TODO: Now that we have our SLIs and SLOs, create KPIs to accurately measure these metrics. We will make a dashboard for this, but first write them down here.

  1. The average 20x or 30x responses of the web application for the month of October 2021 is 97.99%.
    • Monthly uptime - this KPI indicates the total usability of the application.
    • 20x code responses per month - this KPI indicates availability of the pages of the application.
    • Monthly traffic - this KPI will indicate the number of requests served by the application.
  2. 1.5% of the total incoming requests had 50x responses for the month of October 2021.
    • Monthly downtime - this KPI indicates the number of times the application was down
    • Errors per month - this KPI will indicate the monthly errors encountered in the application.
    • Monthly traffic - this KPI will indicate the number of requests served by the application.
  3. It took an average of 1070 ms for incoming requests to be served for the month of October 2021.
    • Average monthly latency - this KPI will indicate the time it took for the application to respond to requests.
    • Monthly uptime - this KPI indicates the total usability of the application.
    • Monthly traffic - this KPI will indicate the number of requests served by the application.
  4. The average CPU usage of the application is 42.65% for the month of October 2021.
    • Average monthly CPU usage of pod used by the application - this KPI will indicate how much CPU is used by the source pod of the application.
    • Average monthly CPU usage of all the pods - this KPI will indicate how much CPU is used by all the pods required to run the application.
    • Monthly quota limit - this KPI will indicate whether the application is exceeding its usage of the CPU quota.
  5. The average memory usage of the application is 300Mib for the month of October 2021.
    • Average monthly memory usage of pod used by the application - this KPI will indicate how much memory is used by the source pod of the application.
    • Average monthly memory usage of all the pods - this KPI will indicate how much memory is used by all the pods required to run the application.
    • Monthly quota limit - this KPI will indicate whether the application is exceeding its usage of the memory quota.

Building KPIs for our plan

Final Dashboard

TODO: Create a Dashboard containing graphs that capture all the metrics of your KPIs and adequately representing your SLIs and SLOs.

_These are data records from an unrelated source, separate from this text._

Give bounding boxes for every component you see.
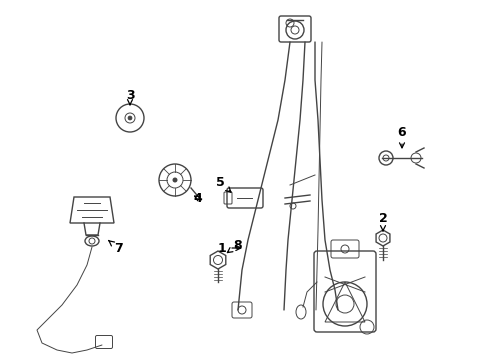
Text: 2: 2 [379, 212, 388, 231]
Text: 7: 7 [109, 240, 122, 255]
Text: 3: 3 [126, 89, 134, 105]
Text: 8: 8 [227, 239, 243, 253]
Text: 6: 6 [398, 126, 406, 148]
Text: 5: 5 [216, 176, 231, 192]
Circle shape [128, 116, 132, 120]
Text: 1: 1 [218, 242, 241, 255]
Text: 4: 4 [194, 192, 202, 204]
Circle shape [172, 177, 177, 183]
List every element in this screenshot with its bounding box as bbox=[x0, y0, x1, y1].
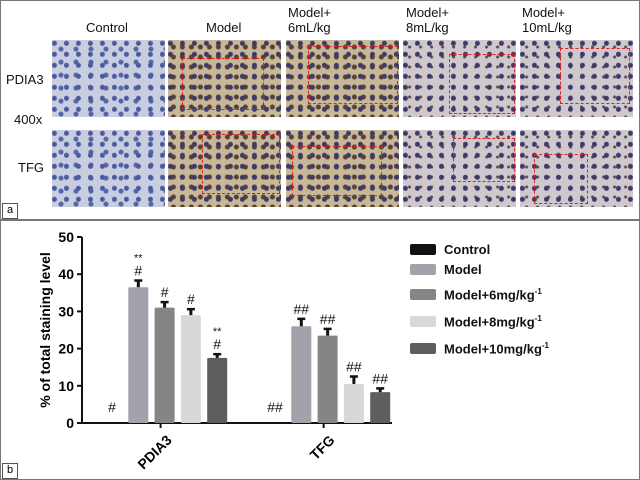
roi-box bbox=[560, 48, 630, 104]
micrograph-pdia3-control bbox=[52, 40, 165, 117]
y-tick-label: 40 bbox=[58, 266, 74, 282]
col-label-model: Model bbox=[206, 20, 242, 35]
significance-mark: ## bbox=[320, 311, 336, 327]
panel-a-tag: a bbox=[2, 203, 18, 219]
bar bbox=[207, 357, 228, 423]
bar bbox=[291, 326, 312, 423]
significance-mark: ## bbox=[372, 370, 388, 386]
legend-swatch bbox=[410, 264, 436, 275]
roi-box bbox=[534, 154, 588, 204]
legend-label: Model bbox=[444, 262, 482, 277]
significance-mark: ** bbox=[213, 326, 222, 338]
roi-box bbox=[449, 54, 515, 114]
micrograph-tfg-model-10 bbox=[520, 130, 633, 207]
legend-label: Control bbox=[444, 242, 491, 257]
y-tick-label: 30 bbox=[58, 303, 74, 319]
legend-label: Model+8mg/kg-1 bbox=[444, 314, 542, 329]
legend-text: Model+8mg/kg bbox=[444, 314, 535, 330]
legend-text: Model+6mg/kg bbox=[444, 287, 535, 303]
roi-box bbox=[182, 58, 264, 110]
row-label-tfg: TFG bbox=[18, 160, 44, 175]
roi-box bbox=[292, 146, 382, 196]
x-tick-label: PDIA3 bbox=[134, 432, 175, 473]
legend-swatch bbox=[410, 316, 436, 327]
significance-mark: # bbox=[108, 399, 116, 415]
y-tick-label: 20 bbox=[58, 341, 74, 357]
legend-superscript: -1 bbox=[534, 287, 542, 296]
roi-box bbox=[308, 46, 398, 104]
roi-box bbox=[453, 138, 515, 182]
significance-mark: ## bbox=[267, 399, 283, 415]
row-label-pdia3: PDIA3 bbox=[6, 72, 44, 87]
bar bbox=[370, 392, 391, 423]
legend-superscript: -1 bbox=[534, 314, 542, 323]
micrograph-tfg-model-6 bbox=[286, 130, 399, 207]
legend-label: Model+6mg/kg-1 bbox=[444, 287, 542, 302]
significance-mark: # bbox=[187, 291, 195, 307]
y-tick-label: 50 bbox=[58, 229, 74, 245]
y-tick-label: 0 bbox=[66, 415, 74, 431]
significance-mark: # bbox=[213, 336, 221, 352]
legend-text: Model+10mg/kg bbox=[444, 341, 542, 357]
significance-mark: ## bbox=[294, 301, 310, 317]
micrograph-pdia3-model-6 bbox=[286, 40, 399, 117]
bar bbox=[343, 383, 364, 423]
legend-superscript: -1 bbox=[541, 341, 550, 350]
legend-swatch bbox=[410, 289, 436, 300]
magnification-label: 400x bbox=[14, 112, 43, 127]
legend-swatch bbox=[410, 343, 436, 354]
panel-b-tag: b bbox=[2, 463, 18, 479]
bar bbox=[317, 335, 338, 423]
bar bbox=[180, 315, 201, 423]
significance-mark: # bbox=[161, 284, 169, 300]
bar bbox=[154, 307, 175, 423]
x-tick-label: TFG bbox=[307, 432, 338, 463]
micrograph-pdia3-model bbox=[168, 40, 281, 117]
col-label-control: Control bbox=[86, 20, 128, 35]
micrograph-tfg-control bbox=[52, 130, 165, 207]
micrograph-pdia3-model-10 bbox=[520, 40, 633, 117]
micrograph-tfg-model-8 bbox=[403, 130, 516, 207]
significance-mark: ** bbox=[134, 253, 143, 265]
bar bbox=[128, 287, 149, 423]
col-label-model-8: Model+ 8mL/kg bbox=[406, 5, 449, 35]
y-tick-label: 10 bbox=[58, 378, 74, 394]
micrograph-pdia3-model-8 bbox=[403, 40, 516, 117]
col-label-model-6: Model+ 6mL/kg bbox=[288, 5, 331, 35]
col-label-model-10: Model+ 10mL/kg bbox=[522, 5, 572, 35]
roi-box bbox=[202, 134, 280, 194]
legend-swatch bbox=[410, 244, 436, 255]
significance-mark: ## bbox=[346, 359, 362, 375]
micrograph-tfg-model bbox=[168, 130, 281, 207]
significance-mark: # bbox=[134, 263, 142, 279]
legend-label: Model+10mg/kg-1 bbox=[444, 341, 549, 356]
y-axis-label: % of total staining level bbox=[37, 252, 53, 408]
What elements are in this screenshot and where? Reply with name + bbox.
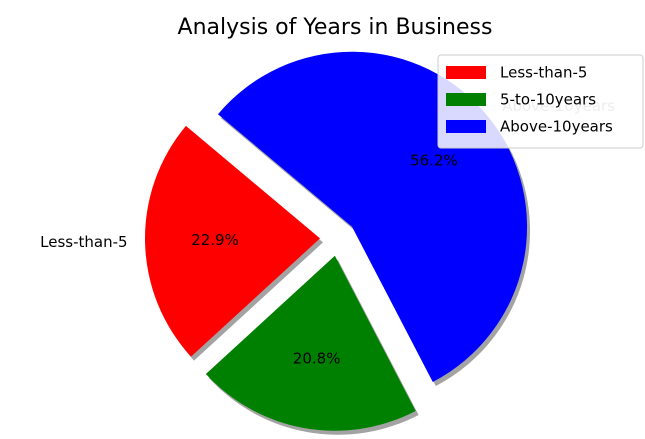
wedge <box>205 255 416 431</box>
percent-label: 20.8% <box>293 350 341 368</box>
legend-swatch <box>446 93 486 106</box>
wedge <box>145 125 321 357</box>
legend-swatch <box>446 66 486 79</box>
legend-box <box>437 54 644 149</box>
legend-label: 5-to-10years <box>500 91 596 109</box>
percent-label: 22.9% <box>191 231 239 249</box>
legend-label: Less-than-5 <box>500 64 587 82</box>
legend-label: Above-10years <box>500 118 613 136</box>
legend-swatch <box>446 120 486 133</box>
percent-label: 56.2% <box>410 152 458 170</box>
category-label: 5-to-10years <box>205 436 301 439</box>
category-label: Less-than-5 <box>40 233 127 251</box>
chart-title: Analysis of Years in Business <box>178 15 493 40</box>
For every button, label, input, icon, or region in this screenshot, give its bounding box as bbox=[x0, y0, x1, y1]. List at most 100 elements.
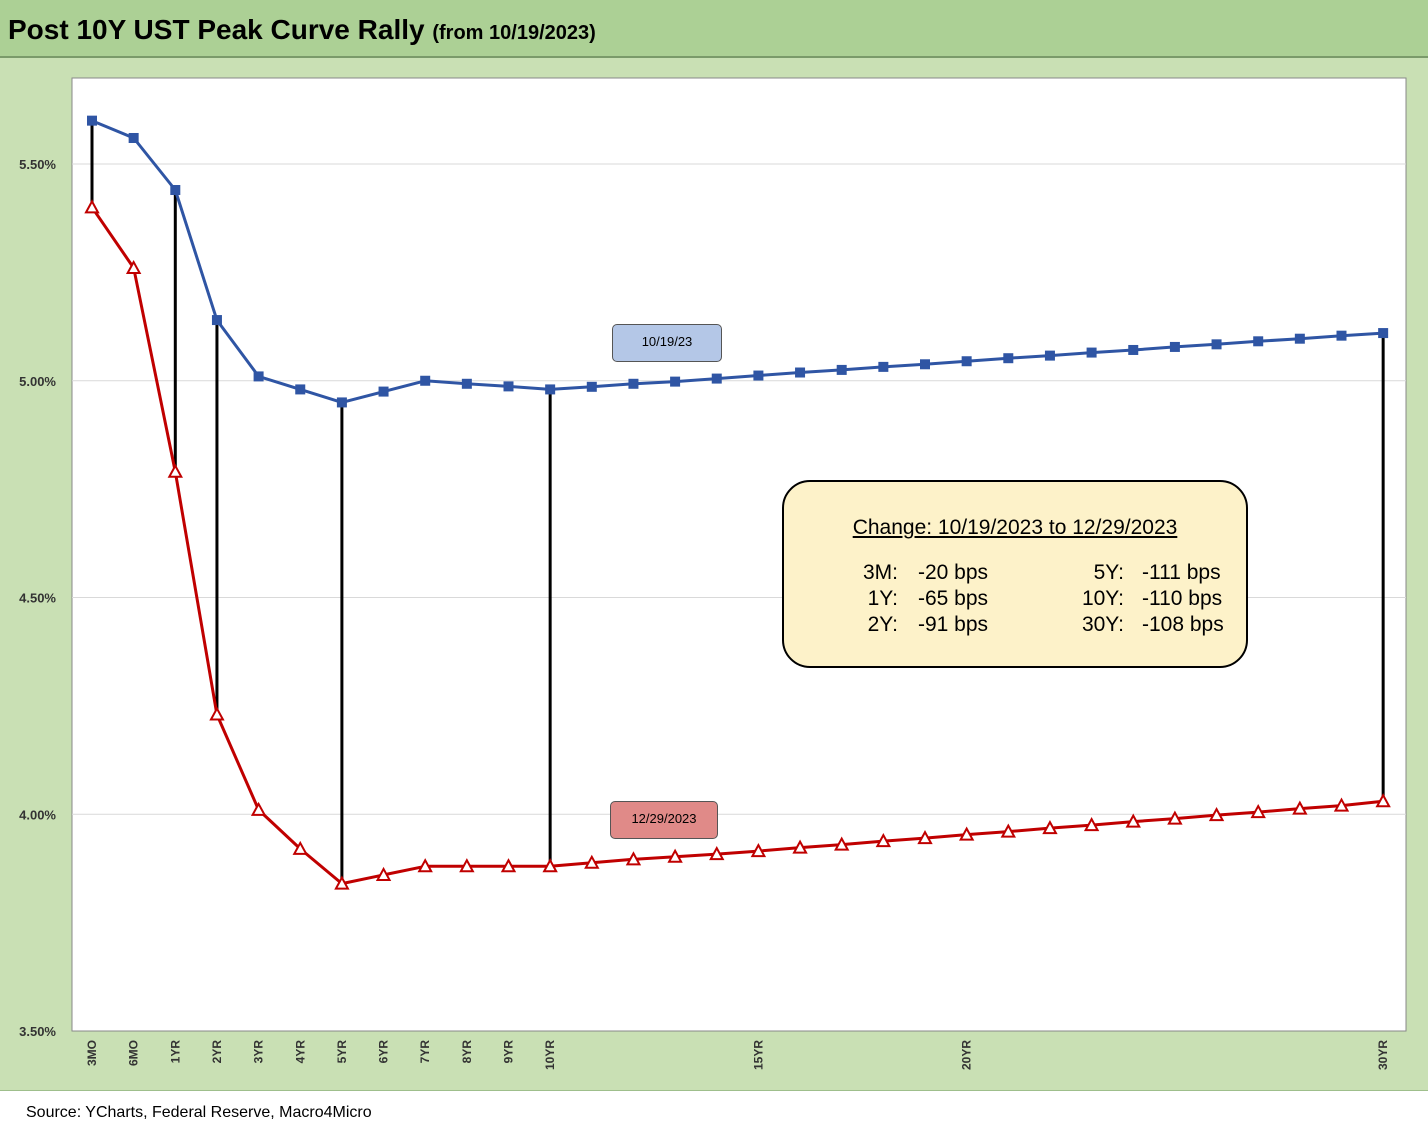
series-2-point bbox=[417, 858, 433, 873]
x-tick-label: 3MO bbox=[85, 1040, 99, 1066]
change-label: 30Y: bbox=[1081, 613, 1124, 636]
series-1-point bbox=[628, 378, 639, 389]
series-2-point bbox=[1292, 800, 1308, 815]
series-1-point bbox=[295, 384, 306, 395]
series-label-1: 10/19/23 bbox=[612, 324, 722, 362]
change-label: 5Y: bbox=[1093, 561, 1124, 584]
series-2-point bbox=[84, 199, 100, 214]
series-1-point bbox=[253, 371, 264, 382]
x-tick-label: 5YR bbox=[335, 1040, 349, 1064]
series-1-point bbox=[586, 381, 597, 392]
series-1-point bbox=[711, 373, 722, 384]
x-tick-label: 3YR bbox=[252, 1040, 266, 1064]
change-row: 2Y: -91 bps 30Y: -108 bps bbox=[824, 613, 1242, 637]
series-1-point bbox=[1211, 339, 1222, 350]
series-2-point bbox=[1375, 793, 1391, 808]
series-1-point bbox=[753, 370, 764, 381]
series-1-point bbox=[170, 185, 181, 196]
footer-bar: Source: YCharts, Federal Reserve, Macro4… bbox=[0, 1090, 1428, 1135]
series-1-point bbox=[920, 359, 930, 370]
y-tick-label: 3.50% bbox=[19, 1024, 56, 1039]
series-2-point bbox=[292, 840, 308, 855]
series-1-point bbox=[878, 361, 889, 372]
series-2-point bbox=[584, 854, 600, 869]
series-1-point bbox=[670, 376, 681, 387]
source-note: Source: YCharts, Federal Reserve, Macro4… bbox=[26, 1104, 372, 1121]
change-value: -110 bps bbox=[1142, 587, 1223, 610]
y-tick-label: 5.00% bbox=[19, 374, 56, 389]
series-1-point bbox=[503, 381, 514, 392]
series-2-point bbox=[625, 851, 642, 866]
chart-title-text: Post 10Y UST Peak Curve Rally bbox=[8, 14, 425, 45]
series-1-point bbox=[1336, 330, 1347, 341]
series-label-2: 12/29/2023 bbox=[610, 801, 718, 839]
x-tick-label: 6MO bbox=[127, 1040, 141, 1066]
x-axis: 3MO 6MO 1YR 2YR 3YR 4YR 5YR 6YR 7YR 8YR 9YR 10YR 15Y… bbox=[85, 1040, 1390, 1070]
series-2-point bbox=[792, 839, 808, 854]
series-line-1 bbox=[91, 119, 1384, 404]
series-1-point bbox=[1253, 336, 1264, 347]
series-1-point bbox=[1086, 347, 1097, 358]
x-tick-label: 10YR bbox=[543, 1040, 557, 1070]
series-2-point bbox=[875, 833, 892, 848]
series-1-point bbox=[336, 397, 347, 408]
series-2-point bbox=[1042, 820, 1058, 835]
x-tick-label: 15YR bbox=[751, 1040, 765, 1070]
series-1-point bbox=[87, 115, 97, 126]
series-2-point bbox=[750, 843, 767, 858]
change-value: -108 bps bbox=[1142, 613, 1224, 636]
y-tick-label: 4.50% bbox=[19, 591, 56, 606]
change-value: -20 bps bbox=[918, 561, 989, 584]
series-1-point bbox=[961, 356, 972, 367]
change-label: 1Y: bbox=[867, 587, 898, 610]
x-tick-label: 1YR bbox=[168, 1040, 182, 1064]
series-markers bbox=[84, 115, 1391, 890]
series-1-point bbox=[795, 367, 806, 378]
series-1-point bbox=[1003, 353, 1014, 364]
chart-title: Post 10Y UST Peak Curve Rally (from 10/1… bbox=[8, 14, 596, 46]
series-1-point bbox=[128, 132, 139, 143]
change-summary-title: Change: 10/19/2023 to 12/29/2023 bbox=[852, 516, 1178, 539]
x-tick-label: 4YR bbox=[293, 1040, 307, 1064]
series-2-point bbox=[1333, 797, 1350, 812]
y-tick-label: 4.00% bbox=[19, 807, 56, 822]
series-1-point bbox=[1128, 344, 1139, 355]
x-tick-label: 9YR bbox=[502, 1040, 516, 1064]
change-value: -91 bps bbox=[918, 613, 989, 636]
change-label: 2Y: bbox=[867, 613, 898, 636]
series-2-point bbox=[375, 866, 392, 881]
x-tick-label: 20YR bbox=[960, 1040, 974, 1070]
series-1-point bbox=[378, 386, 389, 397]
series-2-point bbox=[1083, 816, 1100, 832]
change-bars bbox=[90, 120, 1385, 884]
chart-subtitle: (from 10/19/2023) bbox=[432, 22, 596, 44]
series-2-point bbox=[1208, 807, 1225, 822]
change-label: 10Y: bbox=[1081, 587, 1124, 610]
change-value: -111 bps bbox=[1142, 561, 1221, 584]
change-label: 3M: bbox=[862, 561, 898, 584]
change-row: 3M: -20 bps 5Y: -111 bps bbox=[824, 561, 1242, 585]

Include a screenshot of the dashboard here, and write a text description of what graphs are represented in the dashboard.

  1. Uptime panel - this represents the 20x/30x (successful) responses of the application.
  2. 50x and 40x Errors panel - these represents the 40x/50x (error) responses of the application.
  3. Average Response Time panel - this represents the average response time of the application per request.
  4. CPU Usage panel - this represents the CPU usage of the backend application. This also provides an option to select a few pods for comparison and consolidate the total CPU usage of all the pods per namespace.
  5. Memory Usage panel - this represents the memory usage of the backend application. This also provides an option to select a few pods for comparison and consolidate the total memory usage of all the pods per namespace.